Ding-ding-ding. Round 2 of Toshiba Memory biz bid fight. Where the heck is WDC?
4 fighters in the ring... but Western Dig could still jump in
+Comment There are four bidders for Toshiba’s Memory Business and WDC isn’t one of them.
The four bidders at the end of round two of Tosh’s auction are said to be:
- Bain Capital + Toshiba Memory Business management + SK Hynix with an up to 1 trillion yen (US$8 billion) bid,
- Broadcom with an up to 2 trillion yen (US$16 billion)bid,
- Hon Hai (Foxconn) + Kohlberg Kravis Roberts (KKR) with an up to 3 trillion yen (US$24 billion) offer,
- Innovation Network Corp. of Japan (INCJ).
The Bain bid is in the form of an MBO or Management Buy-Out in which Bain puts in cash to buy 51 per cent or more of Toshiba’s Memory Business, with that unit’s management or Toshiba putting in 49 per cent or less. Bain will set up a special purpose company to do this and Korea’s SK Hynix would have a stake in this, but not directly in Toshiba’s Memory Business, thus side-stepping regulatory approval conditions.
The Bain-led Memory Business would go for a public listing two years after Bain took it over, thus keeping its operations, IP and management in Japan.
Bain is set to talk with WDC, which partners Toshiba in the core Yokkaichi, Japan, NAND memory fab part of the Memory Business. WD has taken Toshiba to an ICC* arbitration court, claiming it has the right to veto any sale of Toshiba’s 50.1 per cent stake in their flash foundry joint venture. The proceedings could delay the affair beyond a March 2018 deadline that Toshiba is under. Toshiba has not yet publicly said how it will respond to the arbitration court filing.
Any winning bidder will have to work with WDC in the joint-venture, assuming that WDC’s arbitration court activities don’t derail the whole process.

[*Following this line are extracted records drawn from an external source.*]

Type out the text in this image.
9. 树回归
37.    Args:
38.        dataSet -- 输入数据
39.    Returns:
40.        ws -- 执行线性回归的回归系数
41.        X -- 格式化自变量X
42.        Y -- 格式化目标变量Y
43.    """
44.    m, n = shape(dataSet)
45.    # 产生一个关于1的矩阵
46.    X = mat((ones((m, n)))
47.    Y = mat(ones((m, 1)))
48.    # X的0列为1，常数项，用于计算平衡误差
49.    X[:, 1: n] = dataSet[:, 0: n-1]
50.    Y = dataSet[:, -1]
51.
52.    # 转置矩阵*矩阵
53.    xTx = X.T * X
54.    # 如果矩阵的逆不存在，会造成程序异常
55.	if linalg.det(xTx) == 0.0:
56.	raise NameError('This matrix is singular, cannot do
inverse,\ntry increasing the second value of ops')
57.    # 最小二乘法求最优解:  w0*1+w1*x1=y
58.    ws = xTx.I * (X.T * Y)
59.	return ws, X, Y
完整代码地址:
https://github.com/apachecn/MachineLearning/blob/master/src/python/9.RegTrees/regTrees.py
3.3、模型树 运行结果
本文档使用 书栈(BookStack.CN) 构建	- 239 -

Were Bain and WDC to come to an agreement then that could be a positive outcome, with a negative effect on the other bidders, who are offering more money to buy Toshiba’s Memory Business outright.
There is also now a possibility Toshiba could offer WDC a non-voting stake in the Memory Business. Alternatively WDC itself could talk to the INCJ and the Development Bank of Japan (DBJ) to try to join with them in a tri-partite bid, thus bulking up its own, prior reported, 1 trillion yen offer.
WDC does not want Broadcom owning Toshiba’s Memory Business as it has divergent views about how the NAND foundry operations should be run and developed.
Having KKR join with Hon Hai provides more cash resources but the Japanese government is said to be antagonistic to a Hon Hai bid because of that company’s connections with China and the potential loss of Japanese jobs and intellectual property to a surging China, which is set on building its own NAND fabrication foundries.
Toshiba would no doubt welcome the receipt of a 3 trillion yen bid though, which would help resolve its group survival-threatening financial losses in a major way.
The INCJ could be joined by the DCJ at a later date, and so obtain more financial power for its bid, which would receive strong Japanese government support.
We understand that the private equity houses simply want a good financial exit down the road and will basically join with anyone to achieve it. The two state-backed Japanese funds, the INCJ and DCJ, will want to support the Japanese economy and state interests.
Toshiba wants to ensure overall group survival and see a route back to financial health.
WDC needs a JV partner willing to fund the NAND fab’s development needs and not be an aggressive competitor in selling products using the JV’s chips.
Hon Hain wants … who knows? Obviously to grow and make more money. Ditto Broadcom and SK Hynix. We suspect that, out of these three, SK Hynix would be most acceptable to WDC. Hon Hai might seem too buccaneering in its approach, plus there’s the threat of leakage if IP to Chinese interests.
Grand Alliance and US government
There are thoughts that a grand alliance could be formed between US private equity, the Japanese state-backed investment fund (INCJ), SK Hynix and WDC. One can only imagine the complicated talks involving the varying motivations, differing desired outcomes and cash available from the parties involved.
Even the US government could have a walk-on role in this drama.
In an Asahi Shimbun report Wilbur Ross, the US Commerce Secretary, said: “I was intrigued to see the [Japanese] government floating the idea of a loan guarantee on the Toshiba joint venture with Western Digital. That’s a very important business, the Western Digital joint venture. And so I was glad to see the government interested to be supportive of a good transaction there.”
And: “The joint venture with Western Digital is a real leader in its segment, and is a very, very important activity, again, both from the kind of semiconductor industry point of view, and from the national defence point of view. So, it’s a very, very important thing.”
There might even be a third round of bidding once any new bidding alliances form. This sorry saga is set to continue for many weeks yet. ®
* International Chamber of Commerce' and its International Court of Arbitration.